A main goal of computational robotics is to automatically synthesize robot motions to achieve a given task. This course discusses geometric and algorithmic issues that arise in such an endeavour. For example: how can a robot plan its own collision-free motions? How does it grasp a given object? How do we account for uncertainty? The course employs a broad range of tools from computational geometry, mechanics, algorithms and control. The material covered also finds applications in designing devices for automation and in computer animation. The course involves a substantial project which exposes students to practical and implementational issues involved in building automatic motion planning capabilities for robotic systems. Prerequisite: ENSC 488 and a basic course in data structures and algorithms, or permission of the instructor.
MEng Project (Completion)
Students who do not complete ENSC 897 in one term must enrol for this course in all subsequent terms. The tuition for ENSC 896 is half of that of ENSC 897.
The following courses and modules are associated with the SFU Engineering Science Communication Program. If you have a specific question regarding the content of a course or module, please contact the instructors in the Communication Program.

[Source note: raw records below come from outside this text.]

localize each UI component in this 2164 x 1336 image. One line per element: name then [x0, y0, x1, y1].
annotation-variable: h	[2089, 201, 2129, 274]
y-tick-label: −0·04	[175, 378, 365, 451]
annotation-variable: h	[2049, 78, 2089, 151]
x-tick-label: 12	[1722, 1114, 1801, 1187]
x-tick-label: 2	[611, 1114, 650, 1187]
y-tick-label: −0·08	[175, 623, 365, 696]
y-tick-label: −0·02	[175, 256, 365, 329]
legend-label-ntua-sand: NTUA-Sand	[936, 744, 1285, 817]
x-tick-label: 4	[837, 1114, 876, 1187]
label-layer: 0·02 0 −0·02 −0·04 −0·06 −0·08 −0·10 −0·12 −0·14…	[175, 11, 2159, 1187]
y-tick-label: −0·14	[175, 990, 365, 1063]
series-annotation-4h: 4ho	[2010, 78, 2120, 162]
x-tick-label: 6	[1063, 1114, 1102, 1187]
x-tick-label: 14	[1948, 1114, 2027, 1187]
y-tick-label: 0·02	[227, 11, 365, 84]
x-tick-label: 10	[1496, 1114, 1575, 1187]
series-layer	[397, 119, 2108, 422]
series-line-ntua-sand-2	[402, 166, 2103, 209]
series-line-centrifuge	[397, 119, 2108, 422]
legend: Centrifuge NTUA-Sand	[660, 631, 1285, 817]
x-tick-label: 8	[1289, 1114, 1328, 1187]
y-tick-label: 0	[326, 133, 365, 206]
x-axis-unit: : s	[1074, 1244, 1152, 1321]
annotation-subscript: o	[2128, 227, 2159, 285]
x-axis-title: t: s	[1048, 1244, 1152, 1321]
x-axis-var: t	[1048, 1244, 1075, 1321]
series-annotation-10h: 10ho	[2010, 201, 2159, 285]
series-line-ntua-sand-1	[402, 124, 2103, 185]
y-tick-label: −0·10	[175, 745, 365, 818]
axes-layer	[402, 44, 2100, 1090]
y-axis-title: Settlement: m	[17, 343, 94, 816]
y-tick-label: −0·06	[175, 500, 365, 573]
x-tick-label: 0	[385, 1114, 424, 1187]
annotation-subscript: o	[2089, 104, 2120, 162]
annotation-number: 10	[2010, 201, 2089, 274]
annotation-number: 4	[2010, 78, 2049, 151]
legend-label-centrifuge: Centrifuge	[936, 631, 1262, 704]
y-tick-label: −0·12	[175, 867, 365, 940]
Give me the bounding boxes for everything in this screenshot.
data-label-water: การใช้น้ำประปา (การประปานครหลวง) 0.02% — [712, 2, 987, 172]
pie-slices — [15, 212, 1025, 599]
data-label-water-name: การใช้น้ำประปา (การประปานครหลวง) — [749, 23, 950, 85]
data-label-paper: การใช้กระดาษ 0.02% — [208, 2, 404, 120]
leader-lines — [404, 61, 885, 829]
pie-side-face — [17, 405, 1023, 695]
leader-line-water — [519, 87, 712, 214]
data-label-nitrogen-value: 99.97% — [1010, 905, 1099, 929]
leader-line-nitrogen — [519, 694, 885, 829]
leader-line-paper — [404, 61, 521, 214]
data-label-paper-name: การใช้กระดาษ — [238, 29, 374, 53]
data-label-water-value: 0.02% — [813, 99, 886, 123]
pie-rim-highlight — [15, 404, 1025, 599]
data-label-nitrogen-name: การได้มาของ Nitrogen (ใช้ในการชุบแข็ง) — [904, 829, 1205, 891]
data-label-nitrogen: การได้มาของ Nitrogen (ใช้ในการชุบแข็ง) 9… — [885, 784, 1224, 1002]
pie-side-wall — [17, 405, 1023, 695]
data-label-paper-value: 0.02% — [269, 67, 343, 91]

- ENSC 820-3: Engineering Management for Development Projects
This course focuses on the management and reporting activities of typical engineering development projects. Through seminars and workshops, it builds the student's skills at estimating project cost and schedule, keeping a project on track, and handing over the completed project to a customer or another team. A writing workshop emphasizes techniques for writing proposals, and writing and controlling documentation. Note that ENSC 820 will not count towards the course work requirement of students enrolled in the MASc program.
- ENSC 803-3: Writing for Publication
This course provides an opportunity for you to explore your writing processes in order to increase your efficiency and effectiveness (as well as your comfort and confidence) while writing. In addition, you will be provided an opportunity to simulate the processes involved in writing a journal article, presenting a conference paper, and designing a poster presentation. ENSC 803 will also provide you with the skills necessary to write the thesis required for the MASc program. Note that ENSC 803 will not count towards the course work requirement of students enrolled in the MASc and PhD programs
Supplementary Communication Modules
- Style Exercises for Technical Writers
This module introduces you to a range of stylistic features commonly found in technical documents that affect readability and rhetorical effectiveness. It addresses issues of style, focusing on the order of ideas within paragraphs and sentences and on clear, concise expression of thoughts. It also directs your attention to how people typically read and the problems your style may pose for them.